One phrase today causes unease. For a new ‘whatever’ to be shown to “definitively reduce bad outcomes” means that enough research time must pass for a substantial percentage of thousands of research subjects to die.
“End points” is a euphemism, right?
OK. It’s what’s needed to be certain.
It’s just that those of us who might benefit from the new stuff must watch the research proceed as the years, often decades, disappear.
Time runs out.
Hi John! This article was excellent. I am sending Ken to his cardiologist with a copy of your article! We also took special note about how much a person smiles, I certainly believe that is the actual, best medicine. Ken stopped taking his Niacin a short while ago, but he is still on a statin. Thanks! Dara
I appreciate the sharing of this info.
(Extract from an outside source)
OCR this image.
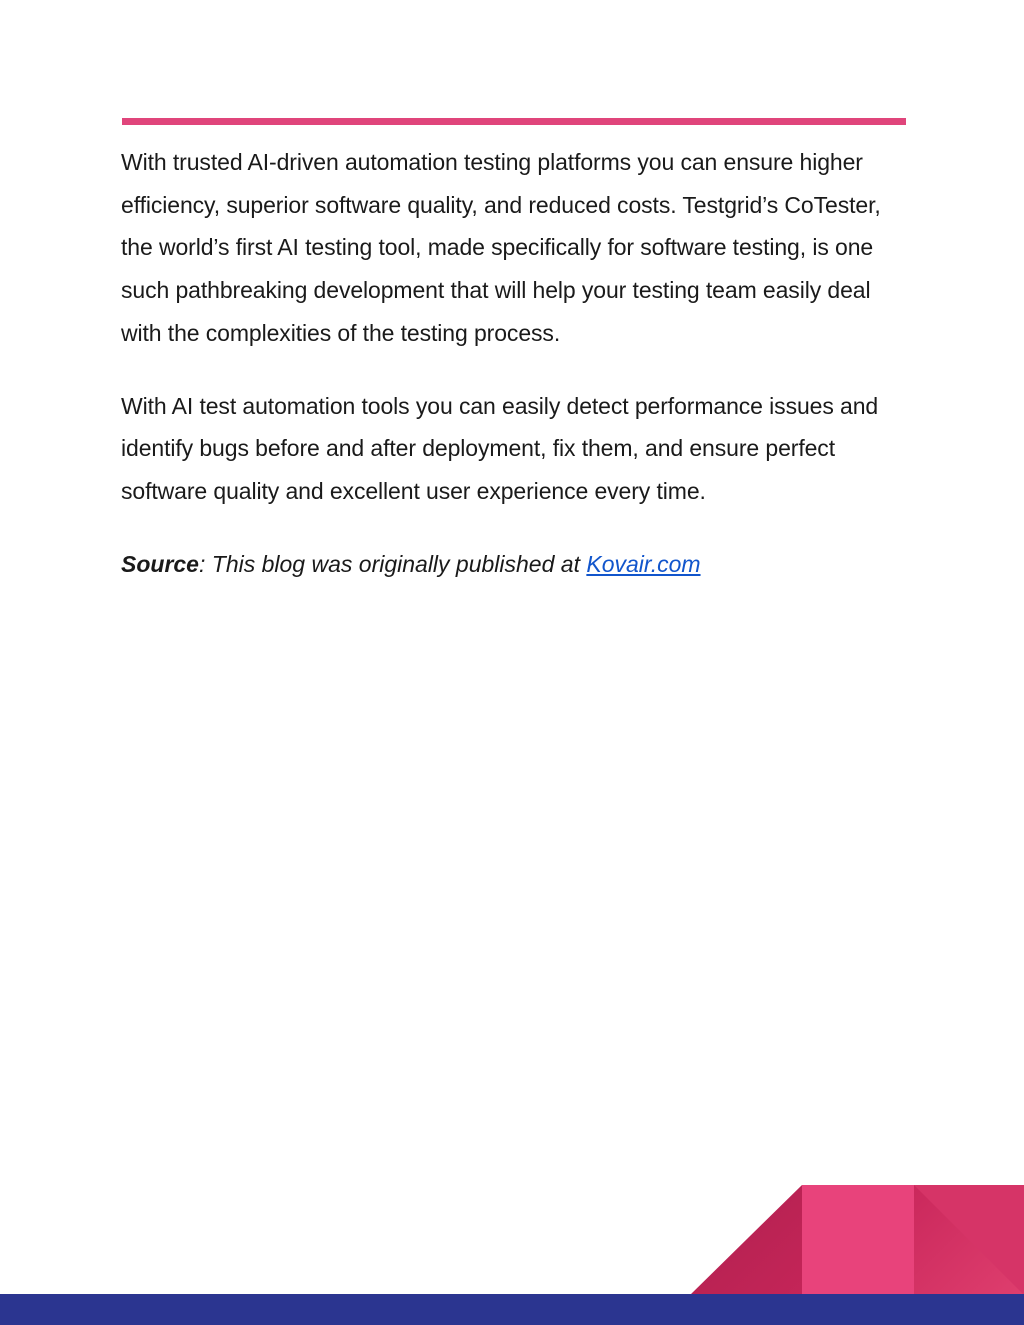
With trusted AI-driven automation testing platforms you can ensure higher efficiency, superior software quality, and reduced costs. Testgrid’s CoTester, the world’s first AI testing tool, made specifically for software testing, is one such pathbreaking development that will help your testing team easily deal with the complexities of the testing process.

With AI test automation tools you can easily detect performance issues and identify bugs before and after deployment, fix them, and ensure perfect software quality and excellent user experience every time.

Source: This blog was originally published at Kovair.com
Recently, in my research, I was fascinated to learn that several safety measures, such as helmet and seat belt laws, did not actually change our fatality or injury numbers much (if at all… and in fact some were worse) because people were then taking more risks on their bikes or driving faster. I can now see this phenomenon in every aspect of our lives. These “solutions” are quite often motivating us to be irresponsible for ourselves.
This is my absolute favorite paragraph out of the whole article:
“Essentially every study of every conceivable vitamin supplement has failed to show real health benefits. The vitamin D story is instructive. Patients with low vitamin D levels have higher rates of bad health outcomes. But supplementing vitamin D has not been shown to improve hard outcomes. That’s because patients with low vitamin D levels have such levels because they are ill, often immobile, overweight and frequently not outdoors playing. And treatment with a vitamin D pill does not change these important things.”
I just completed the certificate in Plant Based Nutrition course through ecornell and this right in with the curriculum. It does make me wonder whether there’s any other options for us on B12 though and whether we’re really benefiting from supplementation.